Medidas asépticas
en las manos
Ya en 1898 Farbringer sugirió unas reglas para
la desinfección de las manos antes de empezar grandes operaciones,
y un par de años más tarde, en 1900, la sociedad de París
entró en una larga discusión sobre este asunto. En 1905
el doctor L. Dor ofrece nueva luz sobre este tema y publica un trabajo
acerca de la influencia que ejerce la secreción de sudor sobre
las condiciones de asepsia de las manos de los cirujanos, aunque se
hayan sometido rigurosa y detenidamente a todas las prácticas
de desinfección progresiva con las soluciones indicadas por los
primeros investigadores.
Según el doctor Dor, "la secreción del sudor arrastra
desde las capas dérmicas microorganismos bactéricos que
ninguna desinfección habría logrado extirpar y, por tanto,
constituye un peligro, no siempre efectivo y real, puesto que dichos
gérmenes pueden pertenecer a especies no patógenas, pero
en cambio en algunos casos especiales, ya sea de asociación microbiana
o de condiciones de menor resistencia en los pacientes, pueden permitir
el desarrollo de infecciones locales o generales.
Por otra parte, el sudor, aunque sea estéril, es decir procedente
de capas epidérmicas completamente libres de microbios, no deja
de ser tóxico, según demuestran las investigaciones de
Arloing y otros.
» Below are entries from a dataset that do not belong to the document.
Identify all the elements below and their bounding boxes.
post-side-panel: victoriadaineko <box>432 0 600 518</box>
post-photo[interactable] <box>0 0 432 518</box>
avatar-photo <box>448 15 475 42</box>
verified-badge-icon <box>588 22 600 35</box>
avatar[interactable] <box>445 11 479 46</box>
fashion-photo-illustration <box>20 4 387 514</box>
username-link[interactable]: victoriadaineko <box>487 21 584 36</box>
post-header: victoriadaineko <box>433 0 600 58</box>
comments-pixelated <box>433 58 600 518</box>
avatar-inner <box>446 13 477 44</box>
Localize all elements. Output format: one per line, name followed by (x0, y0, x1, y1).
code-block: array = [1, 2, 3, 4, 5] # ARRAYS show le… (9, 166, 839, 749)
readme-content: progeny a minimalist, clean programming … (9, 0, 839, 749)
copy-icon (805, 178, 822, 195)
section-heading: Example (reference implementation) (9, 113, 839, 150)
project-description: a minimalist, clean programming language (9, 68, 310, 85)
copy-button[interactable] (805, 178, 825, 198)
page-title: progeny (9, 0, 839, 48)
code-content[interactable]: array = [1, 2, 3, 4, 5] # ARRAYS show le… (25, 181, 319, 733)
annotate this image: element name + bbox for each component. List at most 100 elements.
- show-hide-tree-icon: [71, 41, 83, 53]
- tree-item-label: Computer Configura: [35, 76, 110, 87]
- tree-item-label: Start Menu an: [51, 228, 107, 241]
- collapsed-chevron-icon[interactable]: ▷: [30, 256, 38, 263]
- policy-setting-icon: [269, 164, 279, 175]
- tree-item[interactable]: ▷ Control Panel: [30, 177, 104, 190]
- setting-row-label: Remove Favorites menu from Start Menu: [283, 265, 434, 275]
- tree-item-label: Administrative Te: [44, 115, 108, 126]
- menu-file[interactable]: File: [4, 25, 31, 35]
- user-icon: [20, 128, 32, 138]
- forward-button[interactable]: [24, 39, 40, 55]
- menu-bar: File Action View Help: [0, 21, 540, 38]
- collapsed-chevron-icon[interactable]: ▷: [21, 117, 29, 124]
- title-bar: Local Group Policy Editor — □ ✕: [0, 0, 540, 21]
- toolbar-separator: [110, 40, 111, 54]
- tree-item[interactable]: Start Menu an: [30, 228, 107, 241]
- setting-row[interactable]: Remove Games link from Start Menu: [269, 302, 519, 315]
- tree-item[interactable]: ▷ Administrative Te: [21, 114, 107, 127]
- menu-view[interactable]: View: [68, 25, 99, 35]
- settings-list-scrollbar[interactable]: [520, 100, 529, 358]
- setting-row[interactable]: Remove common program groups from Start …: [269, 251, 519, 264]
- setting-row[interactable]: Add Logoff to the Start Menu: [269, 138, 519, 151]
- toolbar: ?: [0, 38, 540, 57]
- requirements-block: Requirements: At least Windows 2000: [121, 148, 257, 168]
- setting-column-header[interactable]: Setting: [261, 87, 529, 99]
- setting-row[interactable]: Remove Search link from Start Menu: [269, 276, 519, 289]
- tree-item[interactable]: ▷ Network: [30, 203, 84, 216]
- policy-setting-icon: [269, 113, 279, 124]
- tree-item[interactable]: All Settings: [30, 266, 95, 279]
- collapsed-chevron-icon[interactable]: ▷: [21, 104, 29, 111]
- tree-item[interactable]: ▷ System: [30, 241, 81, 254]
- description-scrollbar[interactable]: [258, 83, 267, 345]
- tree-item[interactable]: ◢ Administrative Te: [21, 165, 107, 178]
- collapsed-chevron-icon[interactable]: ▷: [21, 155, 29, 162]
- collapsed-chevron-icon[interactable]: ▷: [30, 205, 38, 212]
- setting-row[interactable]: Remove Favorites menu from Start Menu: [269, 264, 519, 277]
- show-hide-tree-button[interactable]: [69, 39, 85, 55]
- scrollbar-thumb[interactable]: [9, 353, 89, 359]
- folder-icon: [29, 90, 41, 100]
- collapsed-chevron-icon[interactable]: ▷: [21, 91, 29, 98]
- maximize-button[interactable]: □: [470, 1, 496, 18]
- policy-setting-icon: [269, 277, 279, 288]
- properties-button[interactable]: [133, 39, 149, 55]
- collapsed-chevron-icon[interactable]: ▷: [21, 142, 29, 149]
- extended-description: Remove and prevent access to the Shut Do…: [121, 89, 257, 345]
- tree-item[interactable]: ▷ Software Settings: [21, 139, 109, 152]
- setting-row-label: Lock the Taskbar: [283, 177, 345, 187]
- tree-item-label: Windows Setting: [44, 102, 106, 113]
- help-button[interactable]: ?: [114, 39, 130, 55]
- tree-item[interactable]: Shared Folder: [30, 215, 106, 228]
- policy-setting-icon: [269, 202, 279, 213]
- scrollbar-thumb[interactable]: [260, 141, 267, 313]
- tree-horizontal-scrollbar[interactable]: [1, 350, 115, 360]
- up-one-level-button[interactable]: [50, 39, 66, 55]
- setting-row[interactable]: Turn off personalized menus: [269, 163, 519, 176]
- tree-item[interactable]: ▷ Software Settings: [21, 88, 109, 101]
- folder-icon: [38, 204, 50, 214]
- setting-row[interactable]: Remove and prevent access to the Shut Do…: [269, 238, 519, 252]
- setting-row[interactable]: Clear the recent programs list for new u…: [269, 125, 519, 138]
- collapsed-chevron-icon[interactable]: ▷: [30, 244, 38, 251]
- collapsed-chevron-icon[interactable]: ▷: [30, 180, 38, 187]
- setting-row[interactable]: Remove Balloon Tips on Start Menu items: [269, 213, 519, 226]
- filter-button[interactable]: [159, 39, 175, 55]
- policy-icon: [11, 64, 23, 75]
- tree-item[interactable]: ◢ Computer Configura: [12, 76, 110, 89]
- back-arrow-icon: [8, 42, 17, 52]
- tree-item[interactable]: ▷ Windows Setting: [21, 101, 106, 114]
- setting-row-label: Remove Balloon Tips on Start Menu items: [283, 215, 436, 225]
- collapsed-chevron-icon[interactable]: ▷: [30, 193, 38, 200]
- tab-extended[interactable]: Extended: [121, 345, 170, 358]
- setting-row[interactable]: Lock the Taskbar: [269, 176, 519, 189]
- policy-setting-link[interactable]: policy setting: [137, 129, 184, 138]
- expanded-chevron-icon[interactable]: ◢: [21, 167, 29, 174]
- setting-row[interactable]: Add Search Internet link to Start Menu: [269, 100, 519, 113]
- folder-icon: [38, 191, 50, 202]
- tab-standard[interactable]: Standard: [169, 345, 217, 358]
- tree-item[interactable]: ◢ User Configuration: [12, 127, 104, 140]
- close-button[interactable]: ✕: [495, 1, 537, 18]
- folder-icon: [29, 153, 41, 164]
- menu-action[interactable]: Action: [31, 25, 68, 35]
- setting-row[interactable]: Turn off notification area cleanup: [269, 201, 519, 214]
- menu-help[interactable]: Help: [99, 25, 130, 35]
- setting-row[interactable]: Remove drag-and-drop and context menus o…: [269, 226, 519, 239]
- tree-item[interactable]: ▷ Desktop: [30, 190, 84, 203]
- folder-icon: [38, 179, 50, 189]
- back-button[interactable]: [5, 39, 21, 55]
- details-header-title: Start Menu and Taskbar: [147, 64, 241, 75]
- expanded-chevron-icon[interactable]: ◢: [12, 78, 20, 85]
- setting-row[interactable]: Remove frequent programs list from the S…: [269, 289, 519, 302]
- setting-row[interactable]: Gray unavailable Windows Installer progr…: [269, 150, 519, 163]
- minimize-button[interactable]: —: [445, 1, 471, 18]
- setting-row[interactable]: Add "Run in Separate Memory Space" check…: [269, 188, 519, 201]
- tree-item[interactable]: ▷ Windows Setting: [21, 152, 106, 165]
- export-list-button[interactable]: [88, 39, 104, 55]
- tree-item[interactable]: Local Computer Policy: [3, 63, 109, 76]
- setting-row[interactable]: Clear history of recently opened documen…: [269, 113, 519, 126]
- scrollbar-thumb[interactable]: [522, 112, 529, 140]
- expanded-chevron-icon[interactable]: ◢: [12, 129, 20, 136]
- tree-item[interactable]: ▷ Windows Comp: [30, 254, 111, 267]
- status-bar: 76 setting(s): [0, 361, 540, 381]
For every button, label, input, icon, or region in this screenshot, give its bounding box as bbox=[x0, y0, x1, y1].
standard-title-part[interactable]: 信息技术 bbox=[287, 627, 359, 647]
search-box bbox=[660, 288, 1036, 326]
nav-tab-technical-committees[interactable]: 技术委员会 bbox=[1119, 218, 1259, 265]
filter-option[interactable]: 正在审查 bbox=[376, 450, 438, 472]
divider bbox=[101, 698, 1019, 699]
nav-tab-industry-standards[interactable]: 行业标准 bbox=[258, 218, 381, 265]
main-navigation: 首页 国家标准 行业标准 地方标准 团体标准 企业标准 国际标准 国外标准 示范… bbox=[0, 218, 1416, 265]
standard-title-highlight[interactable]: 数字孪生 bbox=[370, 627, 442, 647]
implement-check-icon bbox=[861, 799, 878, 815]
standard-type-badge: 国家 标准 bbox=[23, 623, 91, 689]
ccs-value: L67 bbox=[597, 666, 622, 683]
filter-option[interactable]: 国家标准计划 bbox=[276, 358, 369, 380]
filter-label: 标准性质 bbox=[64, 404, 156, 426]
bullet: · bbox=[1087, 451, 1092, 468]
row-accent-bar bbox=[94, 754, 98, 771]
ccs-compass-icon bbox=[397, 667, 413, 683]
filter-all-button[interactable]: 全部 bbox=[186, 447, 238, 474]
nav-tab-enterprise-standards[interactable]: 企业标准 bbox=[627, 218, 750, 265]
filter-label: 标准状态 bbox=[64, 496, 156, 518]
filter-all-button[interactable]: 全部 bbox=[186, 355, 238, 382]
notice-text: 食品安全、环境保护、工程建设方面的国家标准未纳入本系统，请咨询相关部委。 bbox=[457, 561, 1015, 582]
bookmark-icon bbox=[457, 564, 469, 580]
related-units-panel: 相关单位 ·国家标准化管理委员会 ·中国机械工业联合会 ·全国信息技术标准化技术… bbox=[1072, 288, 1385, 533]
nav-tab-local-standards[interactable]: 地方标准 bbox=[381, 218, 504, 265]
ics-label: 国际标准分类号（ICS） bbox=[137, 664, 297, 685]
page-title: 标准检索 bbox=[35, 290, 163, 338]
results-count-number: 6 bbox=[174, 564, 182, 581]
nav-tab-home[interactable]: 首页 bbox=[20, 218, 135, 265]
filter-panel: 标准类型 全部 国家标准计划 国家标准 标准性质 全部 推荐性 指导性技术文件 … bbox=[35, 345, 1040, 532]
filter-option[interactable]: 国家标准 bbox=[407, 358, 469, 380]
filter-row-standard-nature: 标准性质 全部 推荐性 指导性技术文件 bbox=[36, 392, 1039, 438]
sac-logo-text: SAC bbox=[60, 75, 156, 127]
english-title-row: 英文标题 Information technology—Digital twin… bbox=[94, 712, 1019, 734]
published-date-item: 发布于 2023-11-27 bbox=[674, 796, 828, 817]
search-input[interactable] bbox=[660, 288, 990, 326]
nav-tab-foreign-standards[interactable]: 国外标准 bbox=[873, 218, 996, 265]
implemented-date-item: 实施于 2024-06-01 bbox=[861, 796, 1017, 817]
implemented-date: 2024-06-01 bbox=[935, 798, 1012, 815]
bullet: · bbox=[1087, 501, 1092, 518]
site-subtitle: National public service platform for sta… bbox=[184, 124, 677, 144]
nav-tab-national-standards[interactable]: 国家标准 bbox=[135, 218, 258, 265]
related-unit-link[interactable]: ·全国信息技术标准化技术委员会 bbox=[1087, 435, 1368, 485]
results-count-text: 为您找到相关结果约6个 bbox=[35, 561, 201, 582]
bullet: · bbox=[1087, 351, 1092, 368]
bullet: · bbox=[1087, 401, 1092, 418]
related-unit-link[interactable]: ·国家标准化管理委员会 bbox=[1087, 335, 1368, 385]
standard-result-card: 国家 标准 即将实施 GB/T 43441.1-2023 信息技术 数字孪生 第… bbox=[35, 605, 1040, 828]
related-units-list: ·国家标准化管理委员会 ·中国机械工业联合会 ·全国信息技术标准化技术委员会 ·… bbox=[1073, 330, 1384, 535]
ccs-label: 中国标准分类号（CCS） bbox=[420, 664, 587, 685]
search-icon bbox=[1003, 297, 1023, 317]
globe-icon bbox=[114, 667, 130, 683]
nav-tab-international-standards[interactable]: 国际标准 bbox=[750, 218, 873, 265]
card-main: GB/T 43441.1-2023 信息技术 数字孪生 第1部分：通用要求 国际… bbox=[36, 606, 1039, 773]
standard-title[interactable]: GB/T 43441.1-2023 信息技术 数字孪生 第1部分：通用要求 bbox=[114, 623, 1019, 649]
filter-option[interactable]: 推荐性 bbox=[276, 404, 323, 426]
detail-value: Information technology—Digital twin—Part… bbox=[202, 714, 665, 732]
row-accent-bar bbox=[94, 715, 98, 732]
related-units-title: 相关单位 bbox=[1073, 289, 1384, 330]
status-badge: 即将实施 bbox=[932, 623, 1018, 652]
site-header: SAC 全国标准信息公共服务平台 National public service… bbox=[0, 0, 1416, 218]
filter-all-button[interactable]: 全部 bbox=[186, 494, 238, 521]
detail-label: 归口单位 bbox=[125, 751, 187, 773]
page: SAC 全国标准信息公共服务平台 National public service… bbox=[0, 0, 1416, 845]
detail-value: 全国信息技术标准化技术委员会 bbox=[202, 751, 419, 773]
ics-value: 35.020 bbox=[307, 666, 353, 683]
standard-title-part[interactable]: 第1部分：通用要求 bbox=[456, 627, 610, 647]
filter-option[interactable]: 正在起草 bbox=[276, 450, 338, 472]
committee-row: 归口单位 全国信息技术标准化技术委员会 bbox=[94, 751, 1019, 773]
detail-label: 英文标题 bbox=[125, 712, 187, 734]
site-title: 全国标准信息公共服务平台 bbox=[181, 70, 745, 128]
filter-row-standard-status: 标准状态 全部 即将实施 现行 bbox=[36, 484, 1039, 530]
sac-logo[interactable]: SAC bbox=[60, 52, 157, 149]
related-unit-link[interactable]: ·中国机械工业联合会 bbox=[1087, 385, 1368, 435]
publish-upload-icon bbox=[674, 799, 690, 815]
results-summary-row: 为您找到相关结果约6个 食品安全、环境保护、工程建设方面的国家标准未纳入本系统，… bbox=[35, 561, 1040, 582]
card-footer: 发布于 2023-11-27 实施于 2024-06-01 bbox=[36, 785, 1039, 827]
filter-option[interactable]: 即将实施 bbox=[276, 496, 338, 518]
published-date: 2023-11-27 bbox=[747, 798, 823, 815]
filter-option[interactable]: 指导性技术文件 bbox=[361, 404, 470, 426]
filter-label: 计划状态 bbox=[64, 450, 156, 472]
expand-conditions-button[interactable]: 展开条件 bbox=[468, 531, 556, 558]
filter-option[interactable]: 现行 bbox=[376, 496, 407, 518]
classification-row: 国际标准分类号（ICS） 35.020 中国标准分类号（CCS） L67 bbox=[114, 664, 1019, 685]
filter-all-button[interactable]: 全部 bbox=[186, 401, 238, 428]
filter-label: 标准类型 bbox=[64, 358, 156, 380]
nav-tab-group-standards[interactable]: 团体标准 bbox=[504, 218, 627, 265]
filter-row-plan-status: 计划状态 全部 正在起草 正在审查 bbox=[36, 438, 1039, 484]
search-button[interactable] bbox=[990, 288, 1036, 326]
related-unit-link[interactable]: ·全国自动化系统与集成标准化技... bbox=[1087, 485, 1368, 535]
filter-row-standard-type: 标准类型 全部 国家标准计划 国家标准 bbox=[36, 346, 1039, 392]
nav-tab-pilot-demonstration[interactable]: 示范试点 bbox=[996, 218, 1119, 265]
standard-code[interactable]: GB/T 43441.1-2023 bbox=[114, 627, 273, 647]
Luego hay que llegar a la conclusión de que
el sudor de las manos de un operador no puede considerarse como indiferente
y es un peligro que será conveniente evitar".
El lavado común de las manos con agua y jabón solo elimina
el 70% de las bacterias residentes en la piel. En hospitales, clínicas
y en general en cualquier actividad relacionada con la salud, se recomienda
que después de lavado y secado común de las manos, así
como después de atender a cada paciente, también se realice
un "frotado de manos" con una solución
alcohólica especial para eliminar totalmente gérmenes,
virus y bacterias (decosept®). Además
el efecto germicida de estas soluciones perdura hasta 180 minutos después
de su aplicación (guantes invisibles), protegiendo a enfermeras,
terapeutas y pacientes de la contaminación cursada aun después
de pasado un tiempo de su aplicación.
La mayoría de las infecciones nosocomiales
exógenas, hoy día todavía son causadas por la inadecuada
higiene de las manos.
Técnicas para higiene
de las manos
El frotado de manos con soluciones basadas
en alcohol (decosept®), son los agentes
más eficaces por reducir el número de bacterias en las
manos del personal. Los jabones antisépticos y detergentes son
el próximo más eficaz, y los jabones no-antimicrobiales
son el menor eficaz (CDC, Morbidity and Mortality
Weekly Report Recommendations and Reports October 25, 2002 / Vol. 51
/ No. RR-16 (CDC 1,398)).
-
Se recomiendan agua (potable) y
jabón, para la higiene de manos visiblemente sucias.
-
Se recomiendan frotado manos con
solución en base a dos alcoholes, para la desinfección
rutinaria de manos para todas las indicaciones clínicas (excepto
cuando se ensucian visiblemente) y también como opción
uno para el lavado quirúrgico de las manos.
El personal a cargo de pacientes, normalmente
debe desinfectar sus manos entre 10 y 20 veces al día y de no
usar el sistema alcohólico germicida, usara jabón y agua
un gran numero de veces cada día. El sistema de lavado continuo
de manos con agua y jabón no cumplen con una desinfección
completa y este sistema al igual que las soluciones germicidas no alcohólicas,
son causantes de resequedad y grietas en la piel que finalmente convierten
las manos en fuente de infecciones.
Con el uso de las soluciones alcohólicas
aumenta la seguridad del paciente y reduce el daño en las manos
de los terapeutas, ya que no es necesario el uso del agua y jabón
continuamente para mantener la máxima higiene y desinfección
continua de las manos; hay que recordar que la herramienta de trabajo
de los encargados de las salud son las manos, y por lo tanto es de alta
importancia el mantenerlas limpias, desinfectadas y necesariamente sanas.